The company welcomed the statement as “another major step forward” in the regulatory review of the project.
But the decision triggered a storm of protest from environmental groups who accused FERC of ignoring public opposition to the project, and of lacking the information to issue a credible Environmental Impact Statement (EIS.)
Maya van Rossum, who heads the environmental group Delaware Riverkeeper Network, (DRN) said FERC had not allowed enough time for public comment on the draft EIS by setting Sept. 5 as the deadline for responses.
“The deadline for comments is an offensive abuse of power and spit in the face of all the communities that will be so deeply harmed by this project,” van Rossum said in a statement. “FERC owes the communities at least 90 days.”
DRN and other environmental groups have attacked the pipeline as an unnecessary project, saying the region already has enough pipeline capacity for natural gas, and warning that it will threaten the environmental quality of the streams and wetlands that it would cross. Critics have urged landowners in both states to refuse permission for the company to build on their land.
According to Jim Waltman of the Stony Brook-Millstone Watershed Association, a New Jersey group that opposes the project, more than 9,000 residents across the two states have petitioned FERC to reject the project. About 77 miles of the line would be built in Pennsylvania, with the remainder in New Jersey.
The company says the pipeline would take cheap natural gas from Pennsylvania’s Marcellus Shale to utilities in New Jersey, New York City, and southeastern Pennsylvania.
PennEast spokeswoman Pat Kornick said the company has held more than 250 meetings with landowners, residents and public officials, and has made “dozens” of route changes to minimize environmental and community impacts.
Jeff Tittel, director of the New Jersey Sierra Club, which also has members in Pennsylvania, accused FERC of failing to look at secondary or cumulative impacts, and of not evaluating alternative routes.
“This application is a sham, and FERC seems to be more concerned about building pipelines than protecting the environment,” Tittel said in a statement. He called for a grassroots campaign to resist the project.
Critics of FERC, which regulates interstate pipelines, frequently accuse it of being a “rubber stamp” for gas industry pipeline projects.
Celeste Miller, a FERC spokeswoman, declined to respond to specific criticisms of the draft EIS, and said the agency’s response will be made in the final EIS which is expected in December. “Any comments … will be reviewed, evaluated and addressed in the final environmental impact statement,” she said.

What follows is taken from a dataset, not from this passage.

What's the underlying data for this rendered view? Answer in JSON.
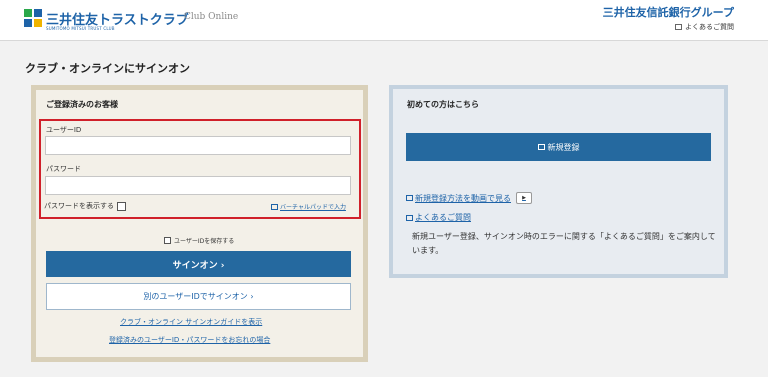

While many opponents spoke against the draft EIS, van Rossum argued that it represents just another step in the pipeline process under the National Environmental Policy Act (NEPA) of 1970, and does not necessarily signal that the pipeline will be built.
Other approvals are needed from Pennsylvania and New Jersey; the Delaware River Basin Commission, and the U.S. Army Corps of Engineers, she said.
“NEPA is a law that is about information gathering and sharing,” van Rossum said. “It is not the arbiter of whether or not a project will succeed.”